The Weinsteins seem to have lost the rights to a sequel to Sin City owing to lack of capital, and the Wrap says rumors are swirling that the company doesn't have enough cash on hand to mount its slate of fall releases:
The company, say the rumormongers, has run out of capital. There is no cash to release fall movies like "Youth in Revolt." Weinstein has been serially seen in the company of billionaires, desperate to raise more funds to replenish the $1.2 billion he has raised — and apparently spent so far, without a blockbuster hit in sight.
Even Weinstein company executives acknowledge the rumors are rampant.
Still, the Weinsteins kept up a appearances, hosting an appopriately extravagant penthouse party and showing reels from Nine, the new musical from Chicago's Rob Marshall, that the Wrap says has "boosted the company's confidence."
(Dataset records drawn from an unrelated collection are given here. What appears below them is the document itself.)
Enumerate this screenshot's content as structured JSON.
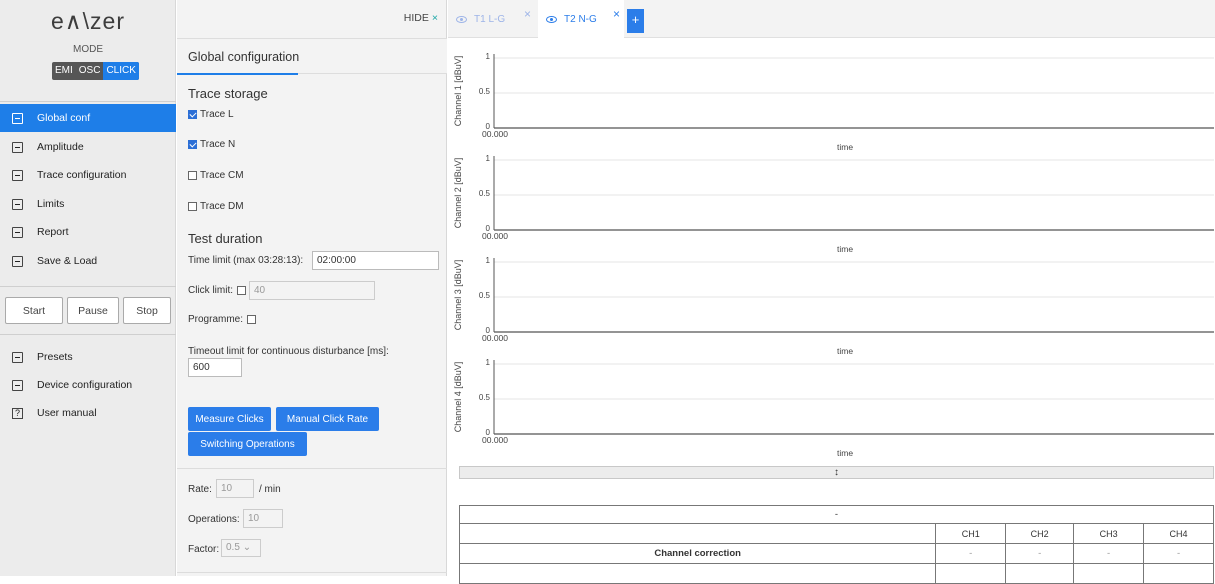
{
  "sidebar": {
    "logo": "e∧\\zer",
    "mode_label": "MODE",
    "modes": [
      {
        "label": "EMI",
        "active": false
      },
      {
        "label": "OSC",
        "active": false
      },
      {
        "label": "CLICK",
        "active": true
      }
    ],
    "nav": [
      {
        "label": "Global conf",
        "icon": "grid-icon",
        "active": true
      },
      {
        "label": "Amplitude",
        "icon": "waveform-icon",
        "active": false
      },
      {
        "label": "Trace configuration",
        "icon": "grid-icon",
        "active": false
      },
      {
        "label": "Limits",
        "icon": "square-icon",
        "active": false
      },
      {
        "label": "Report",
        "icon": "document-icon",
        "active": false
      },
      {
        "label": "Save & Load",
        "icon": "floppy-icon",
        "active": false
      }
    ],
    "controls": {
      "start": "Start",
      "pause": "Pause",
      "stop": "Stop"
    },
    "bottom_nav": [
      {
        "label": "Presets",
        "icon": "preset-icon"
      },
      {
        "label": "Device configuration",
        "icon": "gear-icon"
      },
      {
        "label": "User manual",
        "icon": "help-icon"
      }
    ],
    "help_glyph": "?"
  },
  "config": {
    "hide_label": "HIDE",
    "hide_x": "×",
    "panel_title": "Global configuration",
    "trace_storage_title": "Trace storage",
    "traces": [
      {
        "label": "Trace L",
        "checked": true
      },
      {
        "label": "Trace N",
        "checked": true
      },
      {
        "label": "Trace CM",
        "checked": false
      },
      {
        "label": "Trace DM",
        "checked": false
      }
    ],
    "test_duration_title": "Test duration",
    "time_limit_label": "Time limit (max 03:28:13):",
    "time_limit_value": "02:00:00",
    "click_limit_label": "Click limit:",
    "click_limit_value": "40",
    "programme_label": "Programme:",
    "timeout_label": "Timeout limit for continuous disturbance [ms]:",
    "timeout_value": "600",
    "buttons": {
      "measure_clicks": "Measure Clicks",
      "manual_click_rate": "Manual Click Rate",
      "switching_operations": "Switching Operations"
    },
    "rate_label": "Rate:",
    "rate_value": "10",
    "rate_unit": "/ min",
    "operations_label": "Operations:",
    "operations_value": "10",
    "factor_label": "Factor:",
    "factor_value": "0.5"
  },
  "tabs": [
    {
      "label": "T1 L-G",
      "active": false,
      "color": "#9db4e8"
    },
    {
      "label": "T2 N-G",
      "active": true,
      "color": "#2b7de9"
    }
  ],
  "tab_close_glyph": "×",
  "add_tab_glyph": "+",
  "charts": {
    "xlabel": "time",
    "yticks": [
      "1",
      "0.5",
      "0"
    ],
    "x_tick": "00.000",
    "channels": [
      {
        "ylabel": "Channel 1 [dBuV]"
      },
      {
        "ylabel": "Channel 2 [dBuV]"
      },
      {
        "ylabel": "Channel 3 [dBuV]"
      },
      {
        "ylabel": "Channel 4 [dBuV]"
      }
    ],
    "splitter_glyph": "↕"
  },
  "table": {
    "collapse_glyph": "-",
    "columns": [
      "CH1",
      "CH2",
      "CH3",
      "CH4"
    ],
    "rows": [
      {
        "label": "Channel correction",
        "values": [
          "-",
          "-",
          "-",
          "-"
        ]
      }
    ]
  },
  "colors": {
    "accent": "#1e7ee8",
    "teal": "#18a6a6"
  }
}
But wasn't Inglourious Basterds supposed to boost the company's confidence? Isn't it a replay of Pulp Fiction, the cheap and unstoppable monster that conquered Canne in 1994 and made both Tarantino and the Weinsteins what they are today?
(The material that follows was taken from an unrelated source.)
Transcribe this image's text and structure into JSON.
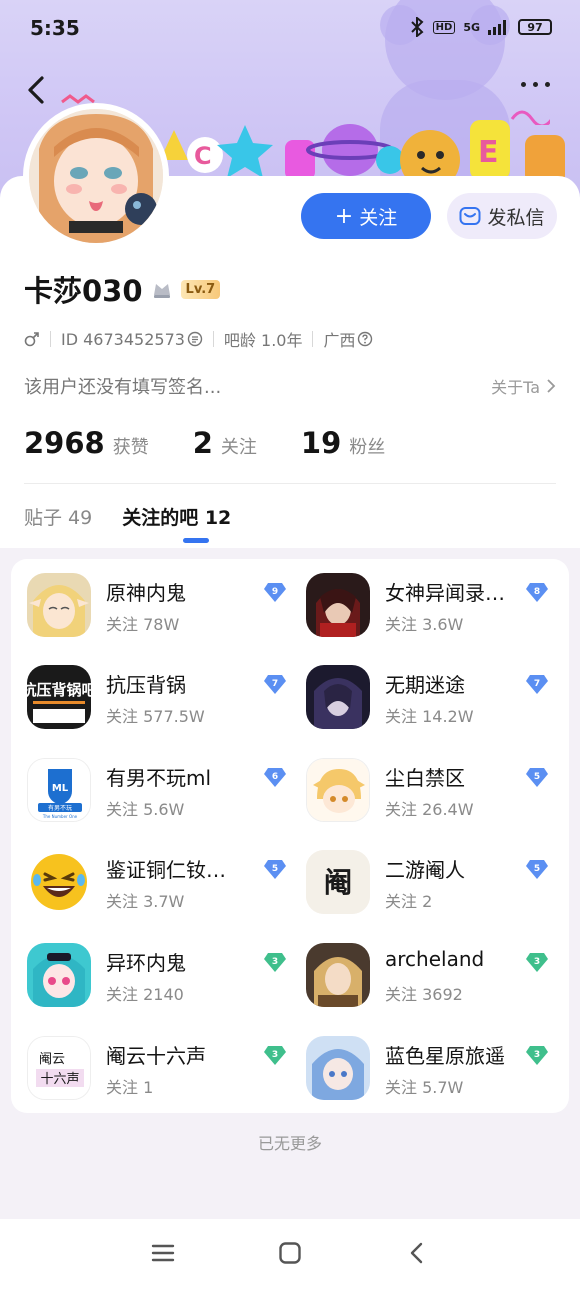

The movie played for the press overnight, and early reviews are mixed. The Hollywood Reporter says it "merely continues the string of disappointments" at this year's festival—it's boring, there's too much talking, and it's crazy because the heroes [Spoiler redacted because you thought we were jerks for mentioning what was in lots of the reviews] at the end, which didn't actually happen. The Daily Telegraph says it's "not so much inglorious as undistinguished." Other people liked it, but it sure doesn't sound like the eye-popping, buzz-generating fare that the cash-strapped company needs. Of course it's not the critics who will be paying at the box office, and Brad Pitt's presence on screen combined with Tarantino's fanbase could be a potent combination.
So maybe Inglourious Basterds will still be a massive hit and save the Weinstein Co.! Or not:
"This is a thumbs-up, thumbs-down year for the company," said a senior executive from another independent film company. If ‘Basterds' does well, it won't be a new lease on life, but it will be proof of concept. By New Year's, it will be ‘pop the champagne,' or else — the reverse."
Another rival film executive was more skeptical: "If ‘Inglourious' is a misfire, it'll hurt them ... If it's a hit, I don't know if it'll save them."